Anabasi, in greco significa marcia verso l’interno, il racconto di come Senofonte eletto stratega dell’armata greca, guidò i compagni in salvo attraverso l’Asia ostile a Trapezunte, citta costiera del Ponto Eusino. Il quarto libro ha il suo centro patetico nella commozione con cui l’armata scorge sulla cresta del monte teche, dopo mesi di sofferenza e agguati nemici, la distesa assolata del mare, con il famoso grido Thálassa!


Thálassa! (Θάλαττα! θάλαττα! Mare! Mare!). C’è nell anabasi il gusto narrativo dell’episodico, e un attenzione incuriosita all’esotico al diverso in senso etnografico. c’è l’eloquenza nuda dei fatti degli oggetti degli ambienti, il racconto è cristallino, sarebbe perfetto, senza un ritocco per la sceneggiatura di un film. 

Alla celebre opera di Senofonte si è ispirato Sol Yurick nella scrittura del romanzo i guerrieri della notte (1965), dal quale walter hill ha tratto il film i guerrieri della notte (The Warriors, 1979), che racconta come una piccola gang rimasta isolata e accusata di un omicidio dopo un raduno di bande cerchi, con un lungo e pericoloso viaggio, di tornare verso casa.
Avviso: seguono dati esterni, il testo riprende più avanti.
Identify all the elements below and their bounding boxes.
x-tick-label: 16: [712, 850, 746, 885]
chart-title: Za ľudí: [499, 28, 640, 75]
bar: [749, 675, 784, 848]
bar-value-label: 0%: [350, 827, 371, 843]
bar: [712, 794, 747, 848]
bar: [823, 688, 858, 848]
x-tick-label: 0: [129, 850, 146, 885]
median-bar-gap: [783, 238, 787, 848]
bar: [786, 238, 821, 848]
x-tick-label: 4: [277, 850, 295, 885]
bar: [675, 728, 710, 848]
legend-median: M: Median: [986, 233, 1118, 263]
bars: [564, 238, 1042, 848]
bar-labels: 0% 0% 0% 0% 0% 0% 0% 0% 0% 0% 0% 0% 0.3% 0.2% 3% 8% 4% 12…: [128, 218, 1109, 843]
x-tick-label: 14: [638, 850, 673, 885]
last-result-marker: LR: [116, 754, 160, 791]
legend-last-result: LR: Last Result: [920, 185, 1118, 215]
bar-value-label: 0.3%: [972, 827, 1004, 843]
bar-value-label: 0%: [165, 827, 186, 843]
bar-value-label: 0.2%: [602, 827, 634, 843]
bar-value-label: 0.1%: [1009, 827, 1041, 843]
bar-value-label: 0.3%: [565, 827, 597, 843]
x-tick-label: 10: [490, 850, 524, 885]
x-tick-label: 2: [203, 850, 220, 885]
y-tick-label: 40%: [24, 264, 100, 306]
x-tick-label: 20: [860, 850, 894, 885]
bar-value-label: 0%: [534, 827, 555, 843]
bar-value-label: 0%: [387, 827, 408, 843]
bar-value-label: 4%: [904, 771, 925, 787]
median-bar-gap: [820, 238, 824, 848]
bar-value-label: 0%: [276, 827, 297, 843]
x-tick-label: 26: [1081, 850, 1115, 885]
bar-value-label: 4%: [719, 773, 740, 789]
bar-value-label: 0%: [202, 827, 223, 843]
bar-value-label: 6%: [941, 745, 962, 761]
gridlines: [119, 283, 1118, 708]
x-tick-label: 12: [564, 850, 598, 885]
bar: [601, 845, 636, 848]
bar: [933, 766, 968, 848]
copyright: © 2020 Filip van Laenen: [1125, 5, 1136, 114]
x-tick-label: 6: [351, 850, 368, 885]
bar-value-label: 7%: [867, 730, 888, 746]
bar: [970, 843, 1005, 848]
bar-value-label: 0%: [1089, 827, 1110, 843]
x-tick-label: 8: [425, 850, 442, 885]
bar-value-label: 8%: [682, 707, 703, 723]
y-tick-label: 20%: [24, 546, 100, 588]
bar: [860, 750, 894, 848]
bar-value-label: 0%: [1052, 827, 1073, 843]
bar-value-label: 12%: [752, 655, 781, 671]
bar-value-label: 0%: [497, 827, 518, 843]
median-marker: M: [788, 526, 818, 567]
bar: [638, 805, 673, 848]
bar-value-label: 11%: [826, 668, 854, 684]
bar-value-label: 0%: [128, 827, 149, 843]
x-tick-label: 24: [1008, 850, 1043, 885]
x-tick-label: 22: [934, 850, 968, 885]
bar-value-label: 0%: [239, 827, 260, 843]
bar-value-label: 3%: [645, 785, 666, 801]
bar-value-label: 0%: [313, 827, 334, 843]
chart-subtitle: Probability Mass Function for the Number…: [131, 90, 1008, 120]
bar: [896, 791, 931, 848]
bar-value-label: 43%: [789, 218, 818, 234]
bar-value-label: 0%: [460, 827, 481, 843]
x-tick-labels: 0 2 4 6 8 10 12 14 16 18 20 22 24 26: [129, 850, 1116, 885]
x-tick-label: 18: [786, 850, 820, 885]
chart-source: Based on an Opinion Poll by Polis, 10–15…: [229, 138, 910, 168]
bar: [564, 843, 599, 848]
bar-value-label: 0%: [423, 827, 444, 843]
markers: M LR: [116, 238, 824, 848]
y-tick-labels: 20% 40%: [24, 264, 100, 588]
Il cammino, tutto notturno, è segnato da scontri e inseguimenti, e la salvezza coincide con l'alba ed il raggiungimento del mare e del proprio quartiere (Coney Island, New York), così come i soldati di Senofonte raggiunsero Trebisonda sul Mar Nero.


Toni da commedia e da mimo hanno le scene della quotidianità lacera e affamata dei soldati umili, che s’ingegnano nel baratto con le genti locali, battono i denti nei bivacchi nevosi, si ubriacano, appena possibile di vino e di esotico miele. Il cronista registra le sofferenze degli uomini per deserti e nevai. I guadi d’innumerevoli acque, c’è sempre l’ossessione di un fiume, una palude, di un torrente da attraversare; i crinali scalati, i bivacchi febbrili e disperati, le razzie, le perdite e gli agguati. Voci e volti di armati semplici danno sapore rudi alla pagina.
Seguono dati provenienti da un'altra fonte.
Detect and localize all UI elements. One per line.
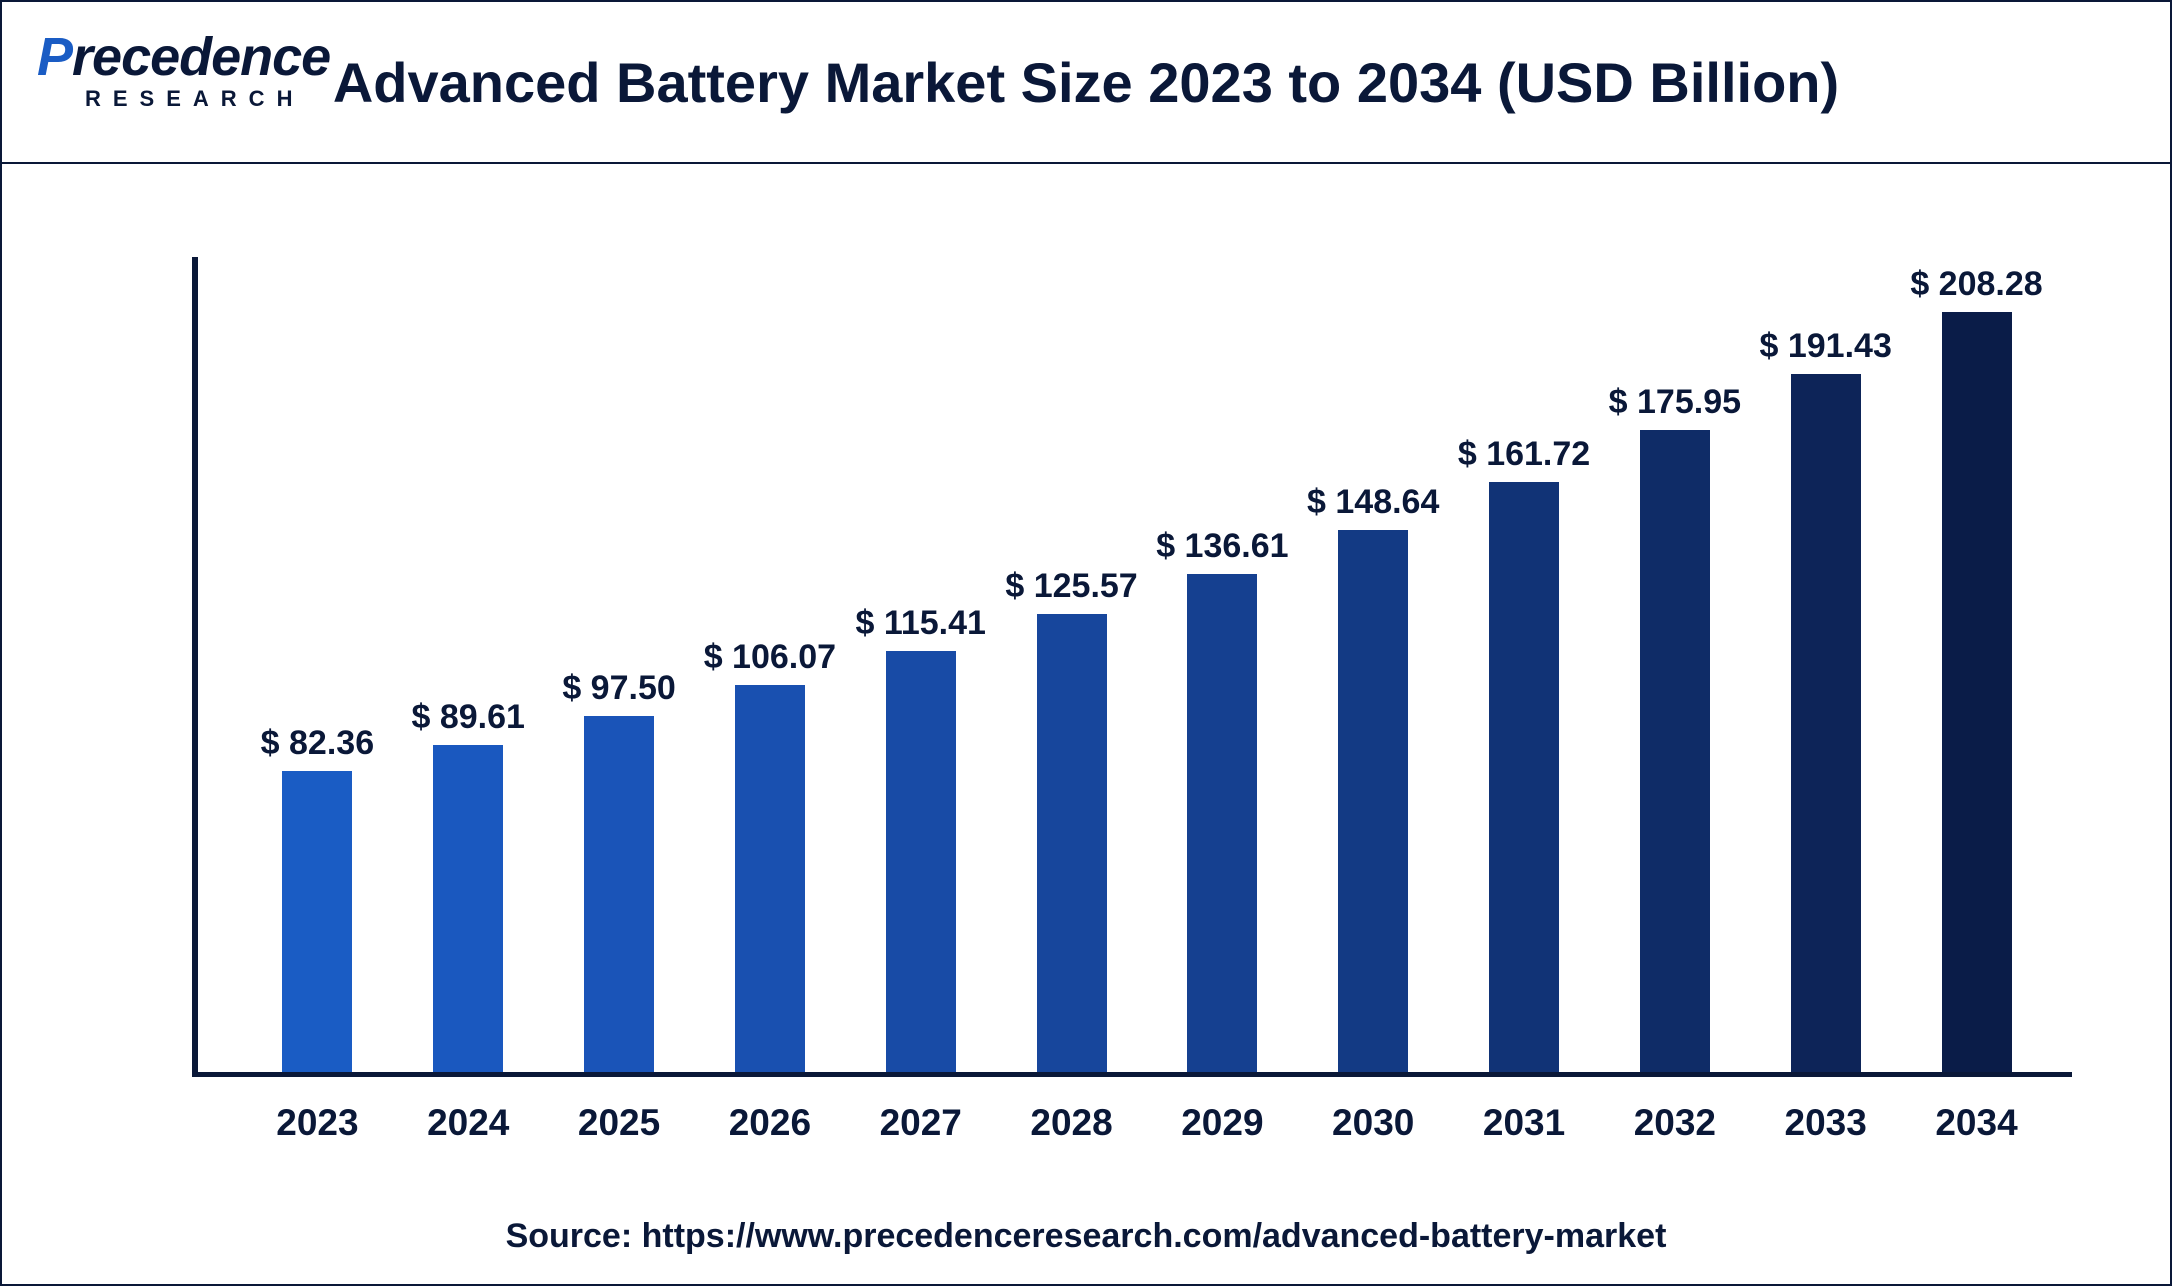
- logo-letter-r: r: [72, 27, 92, 87]
- x-axis-label: 2032: [1599, 1102, 1750, 1144]
- x-axis-label: 2026: [694, 1102, 845, 1144]
- plot-area: $ 82.36$ 89.61$ 97.50$ 106.07$ 115.41$ 1…: [192, 257, 2072, 1077]
- logo: Precedence RESEARCH: [37, 30, 367, 112]
- x-axis-label: 2023: [242, 1102, 393, 1144]
- x-axis-label: 2027: [845, 1102, 996, 1144]
- chart-container: Precedence RESEARCH Advanced Battery Mar…: [0, 0, 2172, 1286]
- bar-slot: $ 97.50: [544, 716, 695, 1072]
- bar: [1037, 614, 1107, 1072]
- bar: [1942, 312, 2012, 1072]
- bar-value-label: $ 125.57: [1005, 567, 1137, 606]
- x-axis-label: 2033: [1750, 1102, 1901, 1144]
- bar: [282, 771, 352, 1072]
- bar-value-label: $ 89.61: [412, 698, 525, 737]
- bar-value-label: $ 148.64: [1307, 483, 1439, 522]
- logo-letter-p: P: [37, 27, 72, 87]
- bar-slot: $ 161.72: [1449, 482, 1600, 1072]
- x-axis-label: 2034: [1901, 1102, 2052, 1144]
- x-axis-label: 2024: [393, 1102, 544, 1144]
- x-axis-labels: 2023202420252026202720282029203020312032…: [192, 1102, 2072, 1144]
- bar-slot: $ 106.07: [694, 685, 845, 1072]
- bar-slot: $ 115.41: [845, 651, 996, 1072]
- bar-value-label: $ 191.43: [1760, 327, 1892, 366]
- bar: [1489, 482, 1559, 1072]
- bar-value-label: $ 208.28: [1910, 265, 2042, 304]
- bar-slot: $ 208.28: [1901, 312, 2052, 1072]
- x-axis-label: 2025: [544, 1102, 695, 1144]
- bar: [1338, 530, 1408, 1072]
- bar: [1187, 574, 1257, 1072]
- x-axis-label: 2029: [1147, 1102, 1298, 1144]
- bar: [584, 716, 654, 1072]
- bar-value-label: $ 161.72: [1458, 435, 1590, 474]
- bar: [1791, 374, 1861, 1073]
- logo-rest: ecedence: [92, 27, 330, 87]
- bar-slot: $ 191.43: [1750, 374, 1901, 1073]
- bar: [735, 685, 805, 1072]
- bar: [886, 651, 956, 1072]
- x-axis-line: [192, 1072, 2072, 1077]
- bar-slot: $ 82.36: [242, 771, 393, 1072]
- x-axis-label: 2030: [1298, 1102, 1449, 1144]
- bar-value-label: $ 115.41: [855, 604, 985, 643]
- logo-wordmark: Precedence: [37, 30, 367, 84]
- bars-group: $ 82.36$ 89.61$ 97.50$ 106.07$ 115.41$ 1…: [192, 257, 2072, 1072]
- bar-slot: $ 89.61: [393, 745, 544, 1072]
- bar-slot: $ 136.61: [1147, 574, 1298, 1072]
- header-row: Precedence RESEARCH Advanced Battery Mar…: [2, 2, 2170, 164]
- bar-value-label: $ 106.07: [704, 638, 836, 677]
- x-axis-label: 2028: [996, 1102, 1147, 1144]
- bar-slot: $ 175.95: [1599, 430, 1750, 1072]
- bar: [1640, 430, 1710, 1072]
- bar: [433, 745, 503, 1072]
- logo-subtext: RESEARCH: [85, 86, 367, 112]
- bar-value-label: $ 175.95: [1609, 383, 1741, 422]
- bar-value-label: $ 97.50: [562, 669, 675, 708]
- bar-value-label: $ 136.61: [1156, 527, 1288, 566]
- bar-slot: $ 125.57: [996, 614, 1147, 1072]
- x-axis-label: 2031: [1449, 1102, 1600, 1144]
- bar-value-label: $ 82.36: [261, 724, 374, 763]
- source-text: Source: https://www.precedenceresearch.c…: [2, 1217, 2170, 1256]
- bar-slot: $ 148.64: [1298, 530, 1449, 1072]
L’esercito è una tavolozza di genti e di parlate: si affollano tessili spartani, peloponnesiaci, achei, arcadi, traci, isolani, un pugno di ateniesi, gruppi di greci dell’asia costiera. nei ritratti individuali e nei quadri d’insieme dell’armata spicca un tratto: l’impasto singolare di professionalità soldatesca e di disprezzo delle gerarchie, d’indisciplina, ora ironica, ora sbrigativa e violenta. il movente del semplice soldato, come dello stratego e dell’ufficiale, è uno: il denaro. 

Il racconto non lascia dubbi su questo punto: ogni volta che l’impresario condottiero vuole ottenere obbedienza può solo promettere l’aumento del soldo. non ci sono ideali di valore, sentimenti di patria, sete di gloria e avventure. eppure nella coscienza dei greci posteriori e dei moderni lettori dell’anabasi, la marcia dei Diecimila, assume lo splendore del gesto eroico, un modello di resistenza virile contro ambienti ostili. gran parte della vicenda narrata si snoda nelle terre persiane. La marcia dell’armata greca trafigge il cuore degli immensi domini del Re, estesi dall’asia egea all’indo, dal Golfo Persico alle montagne Armene e al Caspio.